KEY WORDS: rabies, anti-rabies prophylaxis, immunoglobulins, cytokines. CORRESPONDENCE TO:
JAIRO A. AYRES, Departamento de Enfermagem, Faculdade de Medicina de Botucatu, UNESP, Distrito de Rubião Júnior, 18618-000, Botucatu, SP, Brasil. Email:
INTRODUCTION
Rabies is a zoonotic, viral disease. The causative agent, Lyssavirus of the family
Rhabdoviridae, is responsible for acute encephalitis. In developed countries, rabies is
spread from wild to domestic animals and consequently to humans; once clinical
signs appear, it is fatal. (10).
From an epidemiological point of view, rabies remains a very important public health
problem in several developing countries from the African, Asiatic (64), and South
American continents (15, 28, 43, 45, 46, 63, 64). It is estimated that around 300
people die from the disease and approximately 300,000 are treated every year with
post exposure serum vaccination (2).
Oceania and Antarctica are free of the disease (2, 37, 50), and it has been
eradicated in Japan, England, the Oceania islands, some Pacific islands, and other
island countries. In countries such as France, Germany, Spain, Canada, and the
United States, it has been controlled by efficient surveillance systems (39, 44).
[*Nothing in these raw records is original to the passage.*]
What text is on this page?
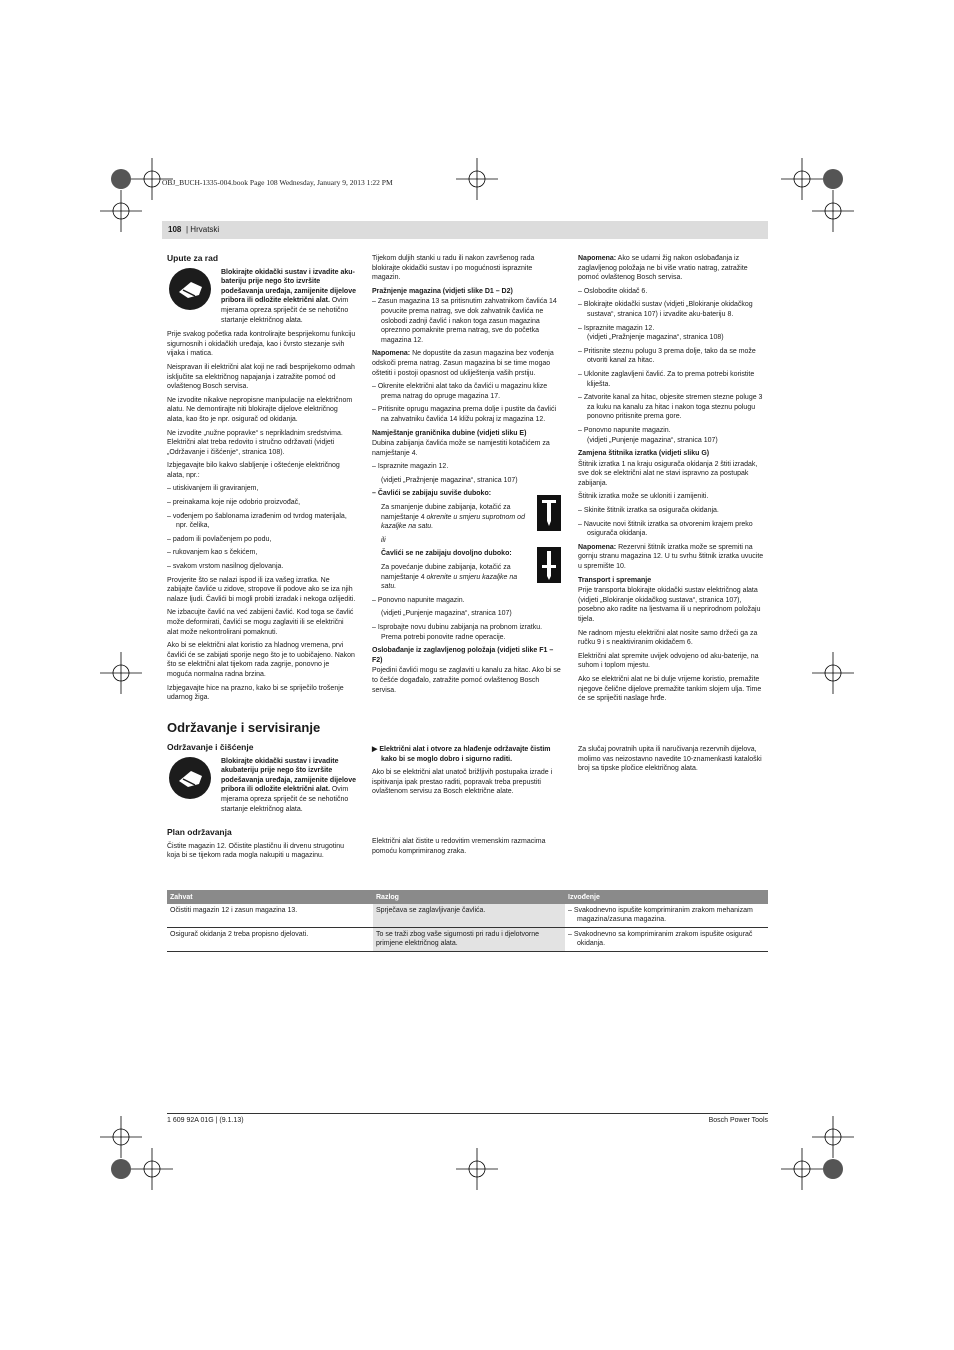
OBJ_BUCH-1335-004.book Page 108 Wednesday, January 9, 2013 1:22 PM
108 | Hrvatski
Upute za rad
Blokirajte okidački sustav i izvadite aku-bateriju prije nego što izvršite podešavanja uređaja, zamijenite dijelove pribora ili odložite električni alat. Ovim mjerama opreza spriječit će se nehotično startanje električnog alata.

Prije svakog početka rada kontrolirajte besprijekornu funkciju sigurnosnih i okidačkih uređaja, kao i čvrsto stezanje svih vijaka i matica.

Neispravan ili električni alat koji ne radi besprijekorno odmah isključite sa električnog napajanja i zatražite pomoć od ovlaštenog Bosch servisa.

Ne izvodite nikakve nepropisne manipulacije na električnom alatu. Ne demontirajte niti blokirajte dijelove električnog alata, kao što je npr. osigurač od okidanja.

Ne izvodite „nužne popravke“ s neprikladnim sredstvima. Električni alat treba redovito i stručno održavati (vidjeti „Održavanje i čišćenje“, stranica 108).

Izbjegavajte bilo kakvo slabljenje i oštećenje električnog alata, npr.:

– utiskivanjem ili graviranjem,

– preinakama koje nije odobrio proizvođač,

– vođenjem po šablonama izrađenim od tvrdog materijala, npr. čelika,

– padom ili povlačenjem po podu,

– rukovanjem kao s čekićem,

– svakom vrstom nasilnog djelovanja.

Provjerite što se nalazi ispod ili iza vašeg izratka. Ne zabijajte čavliće u zidove, stropove ili podove ako se iza njih nalaze ljudi. Čavlići bi mogli probiti izradak i nekoga ozlijediti.

Ne izbacujte čavlić na već zabijeni čavlić. Kod toga se čavlić može deformirati, čavlići se mogu zaglaviti ili se električni alat može nekontrolirani pomaknuti.

Ako bi se električni alat koristio za hladnog vremena, prvi čavlići će se zabijati sporije nego što je to uobičajeno. Nakon što se električni alat tijekom rada zagrije, ponovno je moguća normalna radna brzina.

Izbjegavajte hice na prazno, kako bi se spriječilo trošenje udarnog žiga.

Tijekom duljih stanki u radu ili nakon završenog rada blokirajte okidački sustav i po mogućnosti ispraznite magazin.

Pražnjenje magazina (vidjeti slike D1 – D2)

– Zasun magazina 13 sa pritisnutim zahvatnikom čavlića 14 povucite prema natrag, sve dok zahvatnik čavlića ne oslobodi zadnji čavlić i nakon toga zasun magazina opreznno pomaknite prema natrag, sve do početka magazina 12.

Napomena: Ne dopustite da zasun magazina bez vođenja odskoči prema natrag. Zasun magazina bi se time mogao oštetiti i postoji opasnost od ukliještenja vaših prstiju.

– Okrenite električni alat tako da čavlići u magazinu klize prema natrag do opruge magazina 17.

– Pritisnite oprugu magazina prema dolje i pustite da čavlići na zahvatniku čavlića 14 kližu pokraj iz magazina 12.

Namještanje graničnika dubine (vidjeti sliku E)

Dubina zabijanja čavlića može se namjestiti kotačićem za namještanje 4.

– Ispraznite magazin 12.

(vidjeti „Pražnjenje magazina“, stranica 107)

– Čavlići se zabijaju suviše duboko:

Za smanjenje dubine zabijanja, kotačić za namještanje 4 okrenite u smjeru suprotnom od kazaljke na satu.

ili

Čavlići se ne zabijaju dovoljno duboko:

Za povećanje dubine zabijanja, kotačić za namještanje 4 okrenite u smjeru kazaljke na satu.

– Ponovno napunite magazin.

(vidjeti „Punjenje magazina“, stranica 107)

– Isprobajte novu dubinu zabijanja na probnom izratku. Prema potrebi ponovite radne operacije.

Oslobađanje iz zaglavljenog položaja (vidjeti slike F1 – F2)

Pojedini čavlići mogu se zaglaviti u kanalu za hitac. Ako bi se to češće događalo, zatražite pomoć ovlaštenog Bosch servisa.

Napomena: Ako se udarni žig nakon oslobađanja iz zaglavljenog položaja ne bi više vratio natrag, zatražite pomoć ovlaštenog Bosch servisa.

– Oslobodite okidač 6.

– Blokirajte okidački sustav (vidjeti „Blokiranje okidačkog sustava“, stranica 107) i izvadite aku-bateriju 8.

– Ispraznite magazin 12.
(vidjeti „Pražnjenje magazina“, stranica 108)

– Pritisnite steznu polugu 3 prema dolje, tako da se može otvoriti kanal za hitac.

– Uklonite zaglavljeni čavlić. Za to prema potrebi koristite kliješta.

– Zatvorite kanal za hitac, objesite stremen stezne poluge 3 za kuku na kanalu za hitac i nakon toga steznu polugu ponovno pritisnite prema gore.

– Ponovno napunite magazin.
(vidjeti „Punjenje magazina“, stranica 107)

Zamjena štitnika izratka (vidjeti sliku G)

Štitnik izratka 1 na kraju osigurača okidanja 2 štiti izradak, sve dok se električni alat ne stavi ispravno za postupak zabijanja.

Štitnik izratka može se ukloniti i zamijeniti.

– Skinite štitnik izratka sa osigurača okidanja.

– Navucite novi štitnik izratka sa otvorenim krajem preko osigurača okidanja.

Napomena: Rezervni štitnik izratka može se spremiti na gornju stranu magazina 12. U tu svrhu štitnik izratka uvucite u spremište 10.

Transport i spremanje

Prije transporta blokirajte okidački sustav električnog alata (vidjeti „Blokiranje okidačkog sustava“, stranica 107), posebno ako radite na ljestvama ili u neprirodnom položaju tijela.

Ne radnom mjestu električni alat nosite samo držeći ga za ručku 9 i s neaktiviranim okidačem 6.

Električni alat spremite uvijek odvojeno od aku-baterije, na suhom i toplom mjestu.

Ako se električni alat ne bi dulje vrijeme koristio, premažite njegove čelične dijelove premažite tankim slojem ulja. Time će se spriječiti naslage hrđe.

Održavanje i servisiranje
Održavanje i čišćenje
Blokirajte okidački sustav i izvadite akubateriju prije nego što izvršite podešavanja uređaja, zamijenite dijelove pribora ili odložite električni alat. Ovim mjerama opreza spriječit će se nehotično startanje električnog alata.
Plan održavanja

Čistite magazin 12. Očistite plastičnu ili drvenu strugotinu koja bi se tijekom rada mogla nakupiti u magazinu.

▶ Električni alat i otvore za hlađenje održavajte čistim kako bi se moglo dobro i sigurno raditi.

Ako bi se električni alat unatoč brižljivih postupaka izrade i ispitivanja ipak prestao raditi, popravak treba prepustiti ovlaštenom servisu za Bosch električne alate.

Električni alat čistite u redovitim vremenskim razmacima pomoću komprimiranog zraka.

Za slučaj povratnih upita ili naručivanja rezervnih dijelova, molimo vas neizostavno navedite 10-znamenkasti kataloški broj sa tipske pločice električnog alata.

Zahvat	Razlog	Izvođenje
Očistiti magazin 12 i zasun magazina 13.	Sprječava se zaglavljivanje čavlića.	– Svakodnevno ispušite komprimiranim zrakom mehanizam magazina/zasuna magazina.

Osigurač okidanja 2 treba propisno djelovati.	To se traži zbog vaše sigurnosti pri radu i djelotvorne primjene električnog alata.	– Svakodnevno sa komprimiranim zrakom ispušite osigurač okidanja.
1 609 92A 01G | (9.1.13)	Bosch Power Tools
In Brazil, despite great advances in rabies control, there are still incidences of the
disease in the North, Northeast, Central West, and some southern states (47). The
southern region is considered a controlled area (45). Reports of the disease have
been decreasing in Brazil since the 1980’s, but case frequency is still variable. In
2000, twenty-six cases were recorded and confirmed, four of which were in the
Central West, nine in the North, and 13 in the Northeast (15). The highest incidences
occur in poorer areas, and in areas where there are no effective control programs
and there is higher contact between man and animals.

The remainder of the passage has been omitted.